Thursday, October 9, 2014


I have written about Donald Kaufman before in this blog, but this year was the tenth year here in our house up on top of the Whalesback Mountain, and this morning, in moving around planning things to close the house up for the winter, I couldn’t help but notice how beautiful, how new-like even while being soft and always-there looking, the paint is.  It’s a combination, of course, between one of the world’s best painters, James Garza of West Palm Beach, Florida, who came up with his team of four people and painted (and camped out in the as of yet undone guest house, cooking their own meals (Big Russ was the cook) and doing their own laundry, and painting, painting, painting.

That was more of a project than you can imagine since the entire house was paneled in pine which was such an ugly shade of brown that I initially thought it was Formica wall-covering.  This is such a wonderful floor plan of a house that there are not so many rooms, but each one is, quite frankly, huge—16 feet to the ceiling in many of them, usually at least 30 feet in one direction, and everywhere, as I said—brown, brown, BROWN.  Also, we replaced 39 small casement windows with large double-hung windows almost to the floor or sets of French doors.  Everywhere was to be light and airy with the sun shining in, even if obliquely, and the air blowing through.  Thank you, James Garza.  They did it in two and a half months.

All of this house was done in two colours, DK45, the softest of soft greens—go to Donald Kaufman’s site and go to the colours and run your mouse (your slider according to the site) over the colours and their identifying numbers will appear on the bottom right hand corner of your screen.  You will see this beautiful soft, soft green.  Now, this is important, very important.  Donald Kaufman paints, as any good paints such as Farrow and Ball, etc., must be used with their own primers.  The colours start in the primer and continue outward, and the primer coat of paint is just as important as the final coat for two reasons: the intensity of the desired colour, the veritas, so to speak, and the coverability which is primo in the prime.  I have never understood people who try to go cheap here—you will not achieve what you want, if you don’t follow the steps correctly.  Well, for that matter, I won’t buy cheap paints—it’s not worth the labour that goes into the final job, and anyway, what are we talking here?  $50 a gallon, and you’re going to use 5 gallons total.  So your savings was $250.  Big Whoop!  A lot of work and a half-way job.  But, of course, I won’t use a cheap painter.

Anyway, here are some very bad pictures taken by me of the bedroom here in the house—the DKC45 juxtaposed against the soft white of a Chelsea Editions embroidered fabric used to upholster the panels on the walls.


The rest of the main rooms were painted in DKC38, the most beautiful white paint.  It is warm and cool at the same time—how I don’t know, but it is.  The Living Room with its soaring ceiling is just as welcoming as one of the smaller rooms such as the entrance hall—it’s simply a wonderful, wonderful colour.

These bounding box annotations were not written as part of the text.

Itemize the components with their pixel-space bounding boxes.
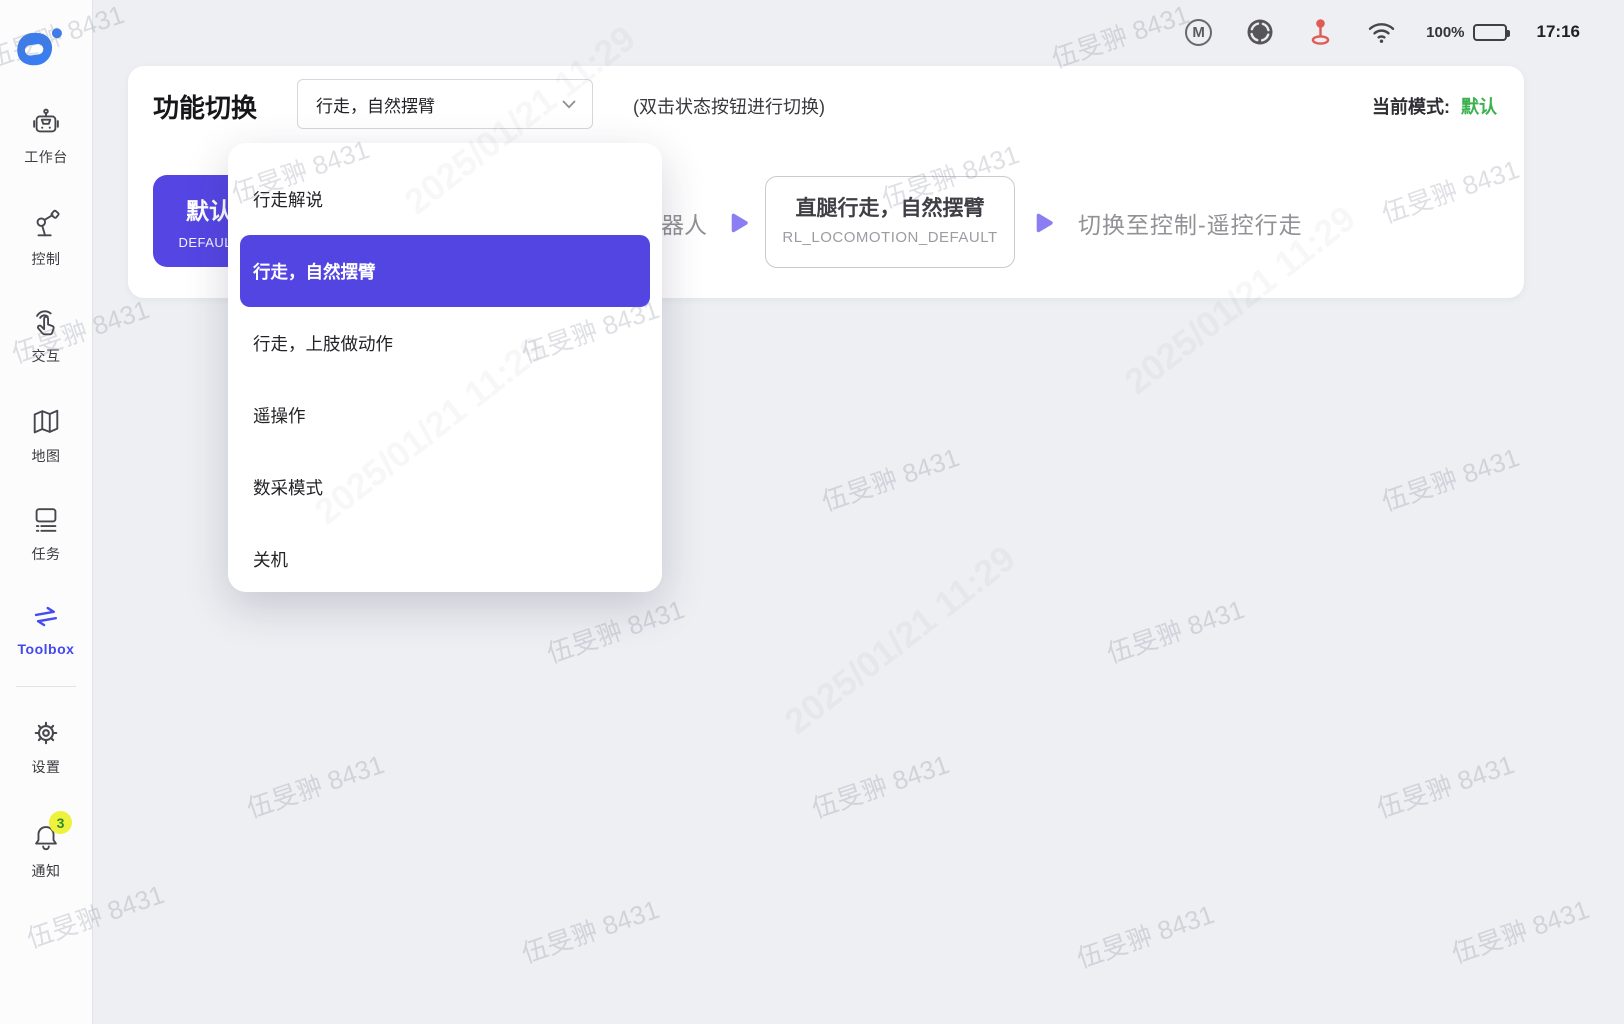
robot-icon — [29, 106, 63, 140]
switch-action-label: 切换至控制-遥控行走 — [1078, 206, 1303, 240]
state-box-code: RL_LOCOMOTION_DEFAULT — [766, 229, 1014, 246]
watermark-text: 伍旻翀 8431 — [241, 744, 388, 826]
sidebar-divider — [16, 686, 76, 687]
mode-select-value: 行走，自然摆臂 — [316, 92, 562, 117]
notification-badge: 3 — [49, 811, 72, 834]
current-mode-value: 默认 — [1461, 97, 1497, 117]
location-pin-icon[interactable] — [1308, 17, 1333, 47]
dropdown-item-teleoperation[interactable]: 遥操作 — [228, 379, 662, 451]
map-icon — [29, 405, 63, 439]
watermark-text: 伍旻翀 8431 — [1446, 889, 1593, 971]
sidebar-item-label: 任务 — [32, 544, 61, 564]
booster-logo-icon — [10, 24, 68, 74]
current-mode: 当前模式: 默认 — [1372, 93, 1497, 119]
watermark-text: 伍旻翀 8431 — [1101, 589, 1248, 671]
dropdown-item-walk-upper-limb-motion[interactable]: 行走，上肢做动作 — [228, 307, 662, 379]
dropdown-item-data-collection-mode[interactable]: 数采模式 — [228, 451, 662, 523]
robot-arm-icon — [29, 208, 63, 242]
dropdown-item-walk-natural-arm-swing[interactable]: 行走，自然摆臂 — [240, 235, 650, 307]
default-mode-zh: 默认 — [186, 192, 232, 226]
watermark-text: 伍旻翀 8431 — [1371, 744, 1518, 826]
sidebar-item-interaction[interactable]: 交互 — [0, 305, 92, 366]
covered-step-label: 器人 — [661, 206, 707, 240]
sidebar-item-notifications[interactable]: 3 通知 — [0, 820, 92, 881]
status-bar: M 100% 17:16 — [92, 0, 1624, 64]
locomotion-state-button[interactable]: 直腿行走，自然摆臂 RL_LOCOMOTION_DEFAULT — [765, 176, 1015, 268]
flow-arrow-icon — [728, 212, 749, 240]
gear-icon — [29, 716, 63, 750]
tasks-icon — [29, 503, 63, 537]
sidebar-item-control[interactable]: 控制 — [0, 208, 92, 269]
sidebar-item-label: 交互 — [32, 346, 61, 366]
dropdown-item-walk-narration[interactable]: 行走解说 — [228, 163, 662, 235]
double-click-hint: (双击状态按钮进行切换) — [633, 93, 825, 119]
battery-icon — [1473, 24, 1507, 41]
mode-select[interactable]: 行走，自然摆臂 — [297, 79, 593, 129]
sidebar-item-label: 地图 — [32, 446, 61, 466]
state-box-title: 直腿行走，自然摆臂 — [766, 192, 1014, 222]
sidebar: 工作台 控制 交互 地图 — [0, 0, 92, 1024]
watermark-text: 伍旻翀 8431 — [806, 744, 953, 826]
watermark-text: 伍旻翀 8431 — [541, 589, 688, 671]
sidebar-item-label: 控制 — [32, 249, 61, 269]
current-mode-label: 当前模式: — [1372, 97, 1450, 117]
bell-icon: 3 — [29, 820, 63, 854]
wifi-icon — [1367, 20, 1396, 44]
dropdown-item-shutdown[interactable]: 关机 — [228, 523, 662, 595]
mode-m-icon[interactable]: M — [1185, 19, 1212, 46]
swap-arrows-icon — [26, 597, 65, 636]
touch-icon — [29, 305, 63, 339]
sidebar-item-label: 通知 — [32, 861, 61, 881]
watermark-text: 伍旻翀 8431 — [1376, 437, 1523, 519]
watermark-timestamp-text: 2025/01/21 11:29 — [777, 537, 1024, 743]
clock-time: 17:16 — [1537, 22, 1580, 42]
page-title: 功能切换 — [153, 88, 257, 125]
shutter-icon[interactable] — [1246, 18, 1274, 46]
mode-dropdown: 行走解说 行走，自然摆臂 行走，上肢做动作 遥操作 数采模式 关机 — [228, 143, 662, 592]
watermark-text: 伍旻翀 8431 — [816, 437, 963, 519]
sidebar-item-tasks[interactable]: 任务 — [0, 503, 92, 564]
sidebar-item-label: 设置 — [32, 757, 61, 777]
sidebar-item-map[interactable]: 地图 — [0, 405, 92, 466]
sidebar-item-settings[interactable]: 设置 — [0, 716, 92, 777]
flow-arrow-icon — [1033, 212, 1054, 240]
watermark-text: 伍旻翀 8431 — [516, 889, 663, 971]
sidebar-item-workbench[interactable]: 工作台 — [0, 106, 92, 167]
battery-percent: 100% — [1426, 24, 1464, 41]
sidebar-item-label: 工作台 — [24, 147, 68, 167]
chevron-down-icon — [562, 100, 576, 109]
sidebar-item-toolbox[interactable]: Toolbox — [0, 600, 92, 657]
app-logo[interactable] — [10, 24, 68, 74]
watermark-text: 伍旻翀 8431 — [1071, 894, 1218, 976]
sidebar-item-label: Toolbox — [18, 641, 75, 657]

But as I said at the top of this post, what is really wonderful about this paint is its lasting quality.  Here I am, ten years later, and it’s as though I were in a new house.  I admit we are somewhat careful, but this house serves as home to my husband and me and myriad family members with their children and tons of house guests, so it’s not as though it’s a museum.

I have been fortunate enough to work with Donald Kaufman as a colorist on a job, but that is a true luxury.  Although you might not be able to do that, you can use his beautiful paints in your beautiful house.